Polri Umumkan Penyidikan Kasus LPEI yang Ditaksir Rugikan Negara Rp 712 Miliar

Kasus dugaan korupsi dan TPPU di LPEI ini berawal pada 2012 sampai dengan 2014.

ANTARA FOTO/Reno Esnir
Petugas mengecek tiga unit skuter matic yang merupakan barang bukti baru kasus dugaan korupsi Lembaga Pembiayaan Ekspor Indonesia (LPEI) di Gedung Merah Putih KPK, Jakarta, Kamis (9/1/2025). Tiga unit skuter matic tersebut merupakan barang bukti baru dari pengembangan kasus dugaan korupsi di LPEI yang mengakibatkan kerugian negara sekitar Rp1 triliun.
Rep: Bambang Noroyono Red: Mas Alamil Huda

REPUBLIKA.CO.ID, JAKARTA — Polri mengumumkan penyidikan baru kasus dugaan korupsi dan pencucian uang (TPPU) di Lembaga Pembiayaan Ekspor Indonesia (LPEI) yang merugikan keuangan negara mencapai 43,6 juta dolar Amerika Serikat (USD) atau sekitar Rp 712 miliar sepanjang tahun buku 2012-2016. Kasus tersebut melibatkan dua perusahaan swasta,yakni PT Duta Sarana Tehnology (DST) dan PT Maxima Inti Finance (MIF).

Baca Juga


Wakil Kepala Korps Pemberantasan Tindak Pidana Korupsi (Kortastipidkor) Polri, Komisaris Besar (Kombes) Arief Adiharsa mengatakan, kasus tersebut dalam pelaporan pada 22 Januari 2025. Dan mulai dalam penyidikan melalui penerbitan surat perintah penyidikan (sprindik) Sprin.Sidik/7/I/2025/Tipidkor bertanggal 24 Januari 2025. Sebanyak 27 orang saksi sudah diperiksa oleh kepolisian terkait kasus ini. Termasuk saksi-saksi dari LPEI, PT DST, maupun PT MIF.

“Perkara: Dugaan tindak pidana korupsi dalam pemberian pembiayaan kepada PT DST dan PT MIF oleh LPEI yang diduga mengakibatkan kerugian keuangan negara dan dugaan tindak pidana pencucian uang, yang berasal dari tindak pidana korupsi,” begitu kata Kombes Arief melalui siaran pers yang diterima wartawan Ahad (2/2/2025).

Kombes Arief menerangkan, kasus dugaan korupsi dan TPPU di LPEI ini berawal pada 2012 sampai dengan 2014. Pihak LPEI selaku badan usaha perkreditan milik negara diduga melakukan permufakatan dengan PT DST. Yaitu berupa pembiayaan senilai Rp 45 miliar, dan 4,12 juta USD.

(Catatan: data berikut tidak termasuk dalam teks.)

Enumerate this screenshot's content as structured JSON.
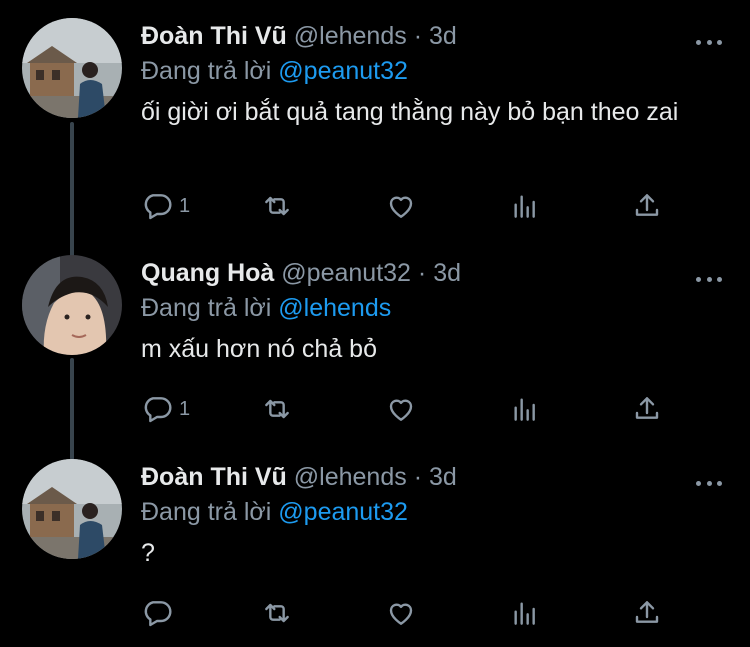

Namun, kata dia, permufakatan untuk pembiayaan tersebut menyimpang, dan menyalahi prosedur. Serta uang pembiayaan yang digelontorkan oleh LPEI tersebut tak diperuntukan sesuai dengan pengajuan. Sehingga terjadi pekerjaan fiktif. Selanjutnya, PT DST mengalami gagal bayar atau kredit macet.

“Pihak direksi dan staf PT DST berupaya menyelesaikan masalah tersebut dengan skema novasi (pembaruan utang dengan pergantian debitur),” begitu kata Kombes Arief.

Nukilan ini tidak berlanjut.